2 replies to this topic

[jimmason]

yesterday Bear found a quote on the energy needed for pyrolysis.  
"The heat of devolatilisation (Hdevol) [pyrolysis?] is generally taken to be equal to -200 kJ/kg at the temperature of devolatilisation."  
- Richard &Thunman, 2002.

remember modelling this is/was the big unknown in the energy balance work of a few months ago.  see here: http://gekgasifier.p...-Energy-Balance.   an accurate answer is important to understand how much process improvement we can realize with rigorous heat recycling architectures.  and relatedly, the relative impact of moisture and pyrolysis loads on the combustion zone in a downdraft gasifier.  the goal, of course, is to get rid of these preparatory loads on combustion that drag down our temps and generally make a typical gasifier so thermally precarious.  that is what i'm trying to do with the "Hot TOTTI" architecture.

so newly inspired, i went looking again at this.  in the process, i found a very interesting series of publications of a 4 year conference cycle called "advances in thermochemical biomass conversion".  the are at least three published tomes of the conference papers.  each volume is about 1500 pages.  they are a treasure of testing and modelling of most of the issues we debate regularly in these parts.  here's an example of one of the volumes.  note the large collection of papers on modelling pyrolysis.  
http://books.google....ndbook"&f=false  unfortuantely, they sell online for between 1 and 2k.  but they are likely findable somewhere for less.  anyone here have a collection?  i'm sure some of you here were at the conferences.  are these still continuing?

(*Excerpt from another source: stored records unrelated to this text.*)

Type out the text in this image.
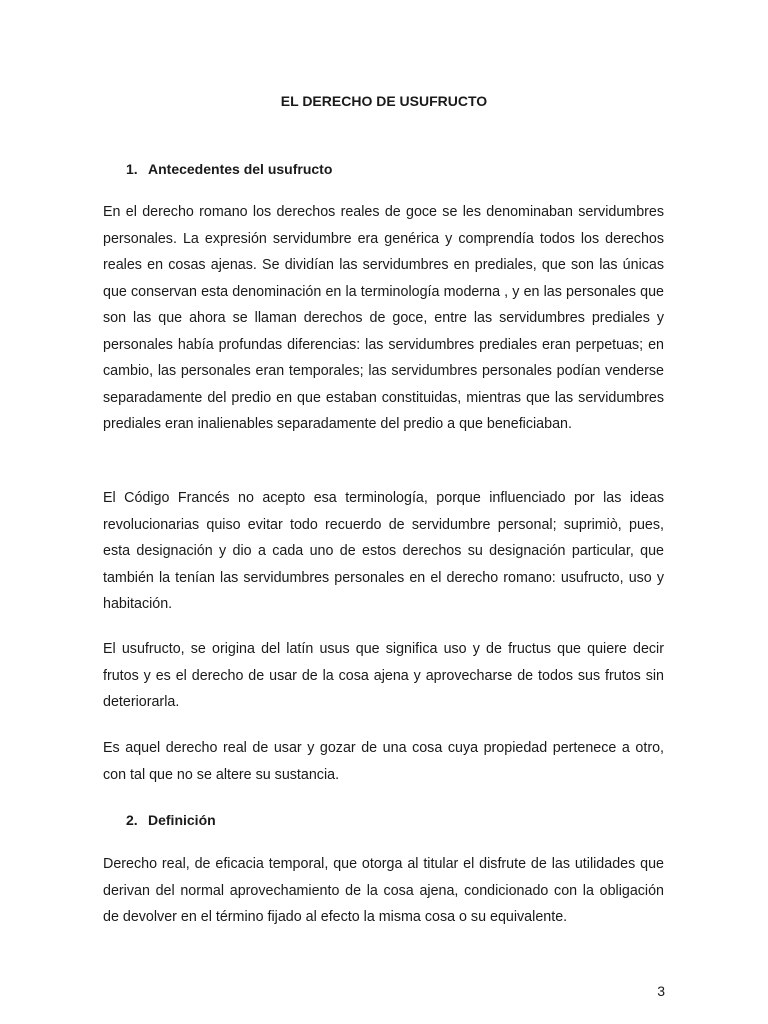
EL DERECHO DE USUFRUCTO
1. Antecedentes del usufructo

En el derecho romano los derechos reales de goce se les denominaban servidumbres personales. La expresión servidumbre era genérica y comprendía todos los derechos reales en cosas ajenas. Se dividían las servidumbres en prediales, que son las únicas que conservan esta denominación en la terminología moderna , y en las personales que son las que ahora se llaman derechos de goce, entre las servidumbres prediales y personales había profundas diferencias: las servidumbres prediales eran perpetuas; en cambio, las personales eran temporales; las servidumbres personales podían venderse separadamente del predio en que estaban constituidas, mientras que las servidumbres prediales eran inalienables separadamente del predio a que beneficiaban.

El Código Francés no acepto esa terminología, porque influenciado por las ideas revolucionarias quiso evitar todo recuerdo de servidumbre personal; suprimiò, pues, esta designación y dio a cada uno de estos derechos su designación particular, que también la tenían las servidumbres personales en el derecho romano: usufructo, uso y habitación.

El usufructo, se origina del latín usus que significa uso y de fructus que quiere decir frutos y es el derecho de usar de la cosa ajena y aprovecharse de todos sus frutos sin deteriorarla.

Es aquel derecho real de usar y gozar de una cosa cuya propiedad pertenece a otro, con tal que no se altere su sustancia.

2. Definición

Derecho real, de eficacia temporal, que otorga al titular el disfrute de las utilidades que derivan del normal aprovechamiento de la cosa ajena, condicionado con la obligación de devolver en el término fijado al efecto la misma cosa o su equivalente.

3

in the interim, here is a paper i found by tom reed that answers in reasonable specifics my longstanding question of the energy needed for pyrolysis.  this is formally called the "heat of pyrolysis" or "heat of devolatization".   tom actually fudges it to an engineering number of heat needed from atm conditions through finish of pyrolysis, at both dry and % wet wood.  he calls this the "heat FOR pyrolysis".  he generates his numbers not with modelling, but with a clever test using a drill motor to spin wood chunks over a meeker burner.  this is a method he was telling me about at the biochar conference last week when i was drilling him as to whether densified biomass behaves differently in pyrolysis than natural wood, given the lack of pores.  his answer in short, "go test it jim, here's how".

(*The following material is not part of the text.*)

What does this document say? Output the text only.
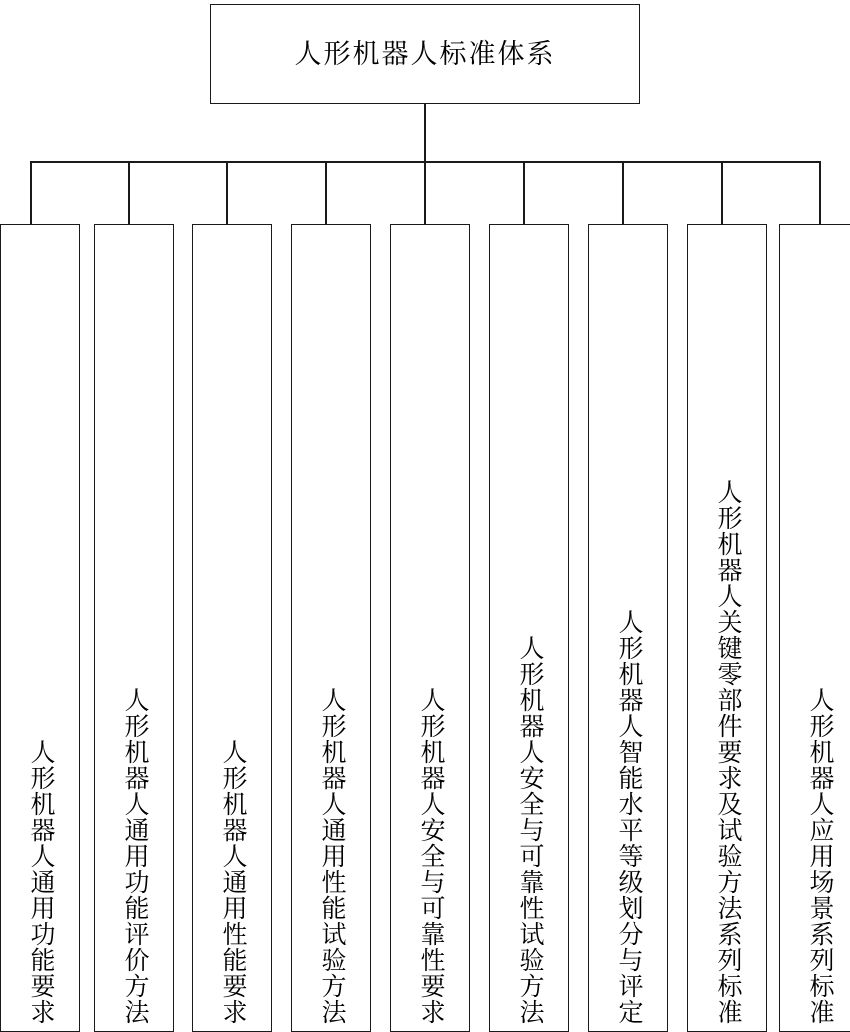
人形机器人标准体系
人形机器人通用功能要求	人形机器人通用功能评价方法	人形机器人通用性能要求	人形机器人通用性能试验方法	人形机器人安全与可靠性要求	人形机器人安全与可靠性试验方法	人形机器人智能水平等级划分与评定	人形机器人关键零部件要求及试验方法系列标准	人形机器人应用场景系列标准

http://books.google....page&q=&f=false

unfortunately, tom's answer is very different than the answer bear found.  or really, i think the -200kj/kg is just for the chemical transformation in isothermic conditions, and does not include the mass heating before and after the devolatilization.  tom's numbers are more of an insitu "here's the heat needed to make pyrolysis happen from standard atm conditions and heat the various masses to combustion ready temps".  tom prefaces his "answer" by saying there is a giant swing in numbers reported.  he claims this large range relates to the rate at which the pyrolysis proceeds and the difference in char to gas products that come out.  slow pyro that produces lots of char can be net exo once at devolatilization temps.  faster pyro that produces little char is net endothermic.  the specific heat numbers vary with the ratios of output products.  antal has an equation to calc heat of pyro in relation to the ratio of char to tar out.  where we should understand our pyrolysis rate in a downdraft remains unclear.  

the summary:  tom's numbers for the heat needed for pyro are about 2x the ones i had.  my simplification of "let's average the whole problem to the spec heat of wood from 25c to 1000c, and ignore mass and chemical changes", turns out to not be a bad approximation.  problem is i did the math wrong over this approximation (how did none of you catch this?).  that, and the spec heat of wood curves upward with temp quite signiicantly.  there is a nice chart in tom's paper.

in engineering terms, pyrolysis and related solid fuel specific heating needs to combustion temps are about the same range of thermal load as processing fuel moisture to combustion temps.  both are in the 2000-3000kj/kg range with typical wet woods.  with dry wood, the pyrolysis load is actually larger than the drying load.  both are in the 2000-3000kj/kg range with typical wet woods.  this means each is on the order of 15% of the LHV of the wood.  or 30% total, which makes sense given what we know about efficiencies of gasification.  the pyrolysis and fuel heating load is much larger than i thought (assuming these numbers are correct, which is still very much in debate).  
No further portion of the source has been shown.